Halkın Hukuk Bürosu adıyla açılan bir sosyal paylaşım sitesinde “Çağlayan Adliyesinde yaşamını yitiren müvekkilimiz Bahtiyar Doğruyol” paylaşımında bulunulduğu belirtilen gerekçeli kararda, Halkın Hukuk Bürosu’nun, adliyede meydana gelen rehin alma olayında güvenlik güçleriyle girdiği silahlı çatışmada ölü ele geçirilen Bahtiyar Doğruyol’un müvekkilleri olduklarını aynı sosyal paylaşım sitesinde yayımladıkları ifade edildi.

Gerekçeli kararda Halkın Hukuk Bürosu kullanıcı adıyla açılan başka bir sosyal medya sitesinde, İstanbul Emniyet Müdürlüğü’ne yönelik silahlı ve bombalı saldırıda bulunan güvenlik güçleriyle girdiği silahlı çatışmada ölü ele geçirilen DHKP/C terör örgütü mensubu Elif Sultan Kalsen için ”Dersim yiğit kızı Elif Sultan’ı ölümsüzlüğe uğurluyor.”, ”Elif şimdi Munzur’un doruklarında Dersim’in bağrında bir fidan.” gibi paylaşımlar yapılarak terör örgütü mensubunun sahiplenildiği vurgulandı.

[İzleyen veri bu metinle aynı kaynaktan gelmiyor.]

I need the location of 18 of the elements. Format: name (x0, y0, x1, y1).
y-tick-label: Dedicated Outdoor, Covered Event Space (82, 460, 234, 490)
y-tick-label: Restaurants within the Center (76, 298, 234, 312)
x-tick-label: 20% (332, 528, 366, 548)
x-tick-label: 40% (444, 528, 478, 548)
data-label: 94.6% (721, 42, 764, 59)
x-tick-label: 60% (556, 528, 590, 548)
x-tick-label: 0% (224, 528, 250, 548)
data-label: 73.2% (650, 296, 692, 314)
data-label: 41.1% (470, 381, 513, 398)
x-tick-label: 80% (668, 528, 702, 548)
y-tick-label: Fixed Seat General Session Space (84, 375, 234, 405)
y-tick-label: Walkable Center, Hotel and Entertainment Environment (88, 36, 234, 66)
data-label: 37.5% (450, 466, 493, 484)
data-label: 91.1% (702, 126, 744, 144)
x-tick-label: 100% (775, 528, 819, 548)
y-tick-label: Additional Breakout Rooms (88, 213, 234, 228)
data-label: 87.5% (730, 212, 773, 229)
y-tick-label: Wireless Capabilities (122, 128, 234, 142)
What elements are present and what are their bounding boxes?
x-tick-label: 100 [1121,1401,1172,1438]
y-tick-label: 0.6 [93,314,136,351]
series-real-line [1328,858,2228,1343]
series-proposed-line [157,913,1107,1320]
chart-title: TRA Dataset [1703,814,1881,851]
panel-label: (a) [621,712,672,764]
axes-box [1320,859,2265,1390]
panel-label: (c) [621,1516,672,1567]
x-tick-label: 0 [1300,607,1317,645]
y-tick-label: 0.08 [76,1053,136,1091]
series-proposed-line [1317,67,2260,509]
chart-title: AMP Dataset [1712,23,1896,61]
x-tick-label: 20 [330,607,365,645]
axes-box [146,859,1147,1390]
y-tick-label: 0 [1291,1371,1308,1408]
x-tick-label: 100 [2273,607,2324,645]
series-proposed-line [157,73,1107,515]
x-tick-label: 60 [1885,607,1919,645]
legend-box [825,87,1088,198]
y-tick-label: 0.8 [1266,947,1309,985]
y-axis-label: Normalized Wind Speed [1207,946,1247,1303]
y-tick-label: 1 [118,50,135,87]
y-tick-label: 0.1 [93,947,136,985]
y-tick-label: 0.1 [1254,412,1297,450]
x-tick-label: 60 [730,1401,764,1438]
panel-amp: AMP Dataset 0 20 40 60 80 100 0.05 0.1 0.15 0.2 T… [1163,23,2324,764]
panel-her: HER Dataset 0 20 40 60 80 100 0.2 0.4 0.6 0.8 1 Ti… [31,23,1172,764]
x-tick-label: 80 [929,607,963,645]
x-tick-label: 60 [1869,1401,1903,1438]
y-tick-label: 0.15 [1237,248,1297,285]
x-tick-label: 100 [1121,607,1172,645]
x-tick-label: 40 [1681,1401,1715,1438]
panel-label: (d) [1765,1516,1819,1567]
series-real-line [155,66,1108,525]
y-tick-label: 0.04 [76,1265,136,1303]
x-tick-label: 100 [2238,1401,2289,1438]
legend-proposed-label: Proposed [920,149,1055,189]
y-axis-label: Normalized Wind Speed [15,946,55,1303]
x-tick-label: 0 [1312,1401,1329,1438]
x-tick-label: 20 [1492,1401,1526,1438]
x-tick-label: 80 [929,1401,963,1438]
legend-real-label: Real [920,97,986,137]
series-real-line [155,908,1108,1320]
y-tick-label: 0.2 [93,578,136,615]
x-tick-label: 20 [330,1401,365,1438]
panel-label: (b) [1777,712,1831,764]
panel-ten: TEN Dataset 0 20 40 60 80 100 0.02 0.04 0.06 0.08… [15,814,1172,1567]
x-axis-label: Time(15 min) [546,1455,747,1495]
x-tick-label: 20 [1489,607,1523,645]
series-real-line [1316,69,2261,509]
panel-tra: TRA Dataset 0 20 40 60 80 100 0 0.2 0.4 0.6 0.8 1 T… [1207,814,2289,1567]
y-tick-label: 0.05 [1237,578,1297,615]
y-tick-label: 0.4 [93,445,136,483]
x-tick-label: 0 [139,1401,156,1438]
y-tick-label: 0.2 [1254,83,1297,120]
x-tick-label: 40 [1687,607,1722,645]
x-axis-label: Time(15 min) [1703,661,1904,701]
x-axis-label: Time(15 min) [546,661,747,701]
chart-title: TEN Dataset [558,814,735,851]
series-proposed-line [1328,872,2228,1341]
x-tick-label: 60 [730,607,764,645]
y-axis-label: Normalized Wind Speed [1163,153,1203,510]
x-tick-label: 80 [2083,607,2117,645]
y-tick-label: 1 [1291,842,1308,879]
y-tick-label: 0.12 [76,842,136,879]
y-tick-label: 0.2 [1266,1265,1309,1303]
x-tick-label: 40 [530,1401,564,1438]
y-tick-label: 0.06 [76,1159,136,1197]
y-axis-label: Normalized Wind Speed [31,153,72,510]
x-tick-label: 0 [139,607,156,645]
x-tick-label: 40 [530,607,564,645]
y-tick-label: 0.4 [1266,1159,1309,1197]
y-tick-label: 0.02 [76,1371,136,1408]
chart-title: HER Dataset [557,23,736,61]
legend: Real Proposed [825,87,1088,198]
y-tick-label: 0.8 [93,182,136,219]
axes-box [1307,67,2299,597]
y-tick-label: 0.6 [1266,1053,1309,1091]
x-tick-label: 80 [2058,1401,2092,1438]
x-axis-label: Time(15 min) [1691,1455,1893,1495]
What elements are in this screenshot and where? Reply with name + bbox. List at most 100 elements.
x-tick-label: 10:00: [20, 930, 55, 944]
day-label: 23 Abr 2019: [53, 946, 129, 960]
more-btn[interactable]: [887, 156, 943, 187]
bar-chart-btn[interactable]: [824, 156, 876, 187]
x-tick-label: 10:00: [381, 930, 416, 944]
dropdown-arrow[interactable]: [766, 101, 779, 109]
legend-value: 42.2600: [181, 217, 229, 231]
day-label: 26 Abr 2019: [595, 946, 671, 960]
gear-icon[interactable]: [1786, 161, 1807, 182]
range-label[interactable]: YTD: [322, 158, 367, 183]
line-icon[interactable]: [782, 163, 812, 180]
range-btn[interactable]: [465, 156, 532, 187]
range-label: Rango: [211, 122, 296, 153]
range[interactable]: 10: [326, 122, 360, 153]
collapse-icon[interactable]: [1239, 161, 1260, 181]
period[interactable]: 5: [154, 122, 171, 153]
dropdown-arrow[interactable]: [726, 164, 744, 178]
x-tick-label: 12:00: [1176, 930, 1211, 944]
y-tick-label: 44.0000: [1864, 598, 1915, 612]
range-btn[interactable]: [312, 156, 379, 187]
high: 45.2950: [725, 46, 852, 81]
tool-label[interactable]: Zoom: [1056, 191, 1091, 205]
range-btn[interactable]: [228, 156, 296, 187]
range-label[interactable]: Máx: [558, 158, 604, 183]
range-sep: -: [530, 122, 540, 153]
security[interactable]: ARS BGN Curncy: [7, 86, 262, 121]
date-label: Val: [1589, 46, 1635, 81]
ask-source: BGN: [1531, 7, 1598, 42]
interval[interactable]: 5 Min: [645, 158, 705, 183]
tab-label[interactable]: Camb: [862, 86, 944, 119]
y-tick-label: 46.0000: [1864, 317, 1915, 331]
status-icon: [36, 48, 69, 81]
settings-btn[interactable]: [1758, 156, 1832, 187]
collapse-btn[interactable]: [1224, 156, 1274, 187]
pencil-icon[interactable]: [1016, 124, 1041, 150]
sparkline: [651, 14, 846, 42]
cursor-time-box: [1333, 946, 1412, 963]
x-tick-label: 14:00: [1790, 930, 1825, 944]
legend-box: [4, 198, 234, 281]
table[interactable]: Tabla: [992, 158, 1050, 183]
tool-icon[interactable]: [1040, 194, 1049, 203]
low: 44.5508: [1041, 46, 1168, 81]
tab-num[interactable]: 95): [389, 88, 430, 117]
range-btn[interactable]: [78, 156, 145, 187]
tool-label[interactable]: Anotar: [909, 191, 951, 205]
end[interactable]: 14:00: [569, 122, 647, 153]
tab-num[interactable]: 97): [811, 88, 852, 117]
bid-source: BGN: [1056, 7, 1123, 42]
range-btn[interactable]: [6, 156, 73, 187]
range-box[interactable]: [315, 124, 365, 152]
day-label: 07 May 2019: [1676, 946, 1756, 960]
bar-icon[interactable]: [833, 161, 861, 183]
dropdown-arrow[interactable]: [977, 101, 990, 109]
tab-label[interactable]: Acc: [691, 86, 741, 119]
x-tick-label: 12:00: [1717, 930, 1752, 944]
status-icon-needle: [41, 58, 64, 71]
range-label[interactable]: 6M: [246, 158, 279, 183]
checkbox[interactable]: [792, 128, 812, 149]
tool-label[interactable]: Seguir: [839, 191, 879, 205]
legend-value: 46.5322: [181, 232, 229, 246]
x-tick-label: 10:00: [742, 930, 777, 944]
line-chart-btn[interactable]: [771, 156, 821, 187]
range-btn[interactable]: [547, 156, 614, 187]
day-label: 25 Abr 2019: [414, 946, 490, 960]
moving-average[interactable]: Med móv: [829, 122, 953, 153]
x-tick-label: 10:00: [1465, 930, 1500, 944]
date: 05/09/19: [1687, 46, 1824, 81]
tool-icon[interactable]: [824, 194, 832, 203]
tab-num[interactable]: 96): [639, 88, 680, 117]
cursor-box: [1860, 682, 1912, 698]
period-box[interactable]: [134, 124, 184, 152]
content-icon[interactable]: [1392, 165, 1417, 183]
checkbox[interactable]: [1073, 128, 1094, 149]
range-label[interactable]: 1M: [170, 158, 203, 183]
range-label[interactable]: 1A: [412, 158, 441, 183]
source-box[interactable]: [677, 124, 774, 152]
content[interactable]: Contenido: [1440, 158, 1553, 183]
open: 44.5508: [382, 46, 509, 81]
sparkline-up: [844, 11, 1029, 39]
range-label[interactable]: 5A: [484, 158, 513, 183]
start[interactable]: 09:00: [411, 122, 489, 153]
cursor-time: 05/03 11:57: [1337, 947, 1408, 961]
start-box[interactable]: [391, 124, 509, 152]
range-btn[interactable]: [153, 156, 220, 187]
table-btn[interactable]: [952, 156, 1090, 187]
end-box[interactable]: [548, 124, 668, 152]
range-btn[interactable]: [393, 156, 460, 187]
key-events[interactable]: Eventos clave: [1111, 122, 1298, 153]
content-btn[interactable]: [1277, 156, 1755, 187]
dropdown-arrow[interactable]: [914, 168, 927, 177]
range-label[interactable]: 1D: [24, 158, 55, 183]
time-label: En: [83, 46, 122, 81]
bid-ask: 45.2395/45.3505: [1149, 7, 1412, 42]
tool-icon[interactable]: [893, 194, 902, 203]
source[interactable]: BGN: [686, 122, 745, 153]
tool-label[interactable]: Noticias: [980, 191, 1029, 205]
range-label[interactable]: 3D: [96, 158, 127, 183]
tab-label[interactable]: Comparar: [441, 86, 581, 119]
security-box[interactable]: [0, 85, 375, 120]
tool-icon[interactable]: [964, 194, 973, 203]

Teröristlerin telefonları ile örgüt yöneticileri irtibatlı

DHKPC terör örgütü mensupları tarafından Cumhuriyet Savcısı Mehmet Selim Kiraz’ın rehin alınması ve ardından şehit edilmesi olayı ile ilgili terör eylemini gerçekleştiren örgüt mensupları ve Savcı Kiraz’a ait telefonların Siber Suçlarla Mücadele Şube Müdürlüğünce incelenmesi sonucunda aralarında avukat Şükriye Erden’in de bulunduğu telefon kayıtlarına ulaşıldığı bilgisine yer verilen gerekçeli kararda, telefonların terör örgütüne mensup şahıs veya kuruluşlarca kullanılan numaralar olduğu belirtilirken, telefon kullanıcılarının eylem öncesi ve sırasında, eylemi gerçekleştiren örgüt mensuplarıyla irtibatlı, eylem hakkında bilgi alışverişi yaptıkları, muhtemel keşif çalışmalarına katılmış olabilecekleri değerlendirildi.

Gerekçeli kararda DHKPC terör örgütünün yapılanması olan Halkın Hukuk Bürosu içerisinde yer alan ve haklarında soruşturma yürütülen şüphelilerin daha önce Cumhuriyet Savcısı Selim Kiraz’ı şehit eden teröristlerle görüşmüş oldukları yurt dışı ve yurt içi telefonları ile örgütsel bağlantılarının tespiti amacıyla HTS raporu yer aldı.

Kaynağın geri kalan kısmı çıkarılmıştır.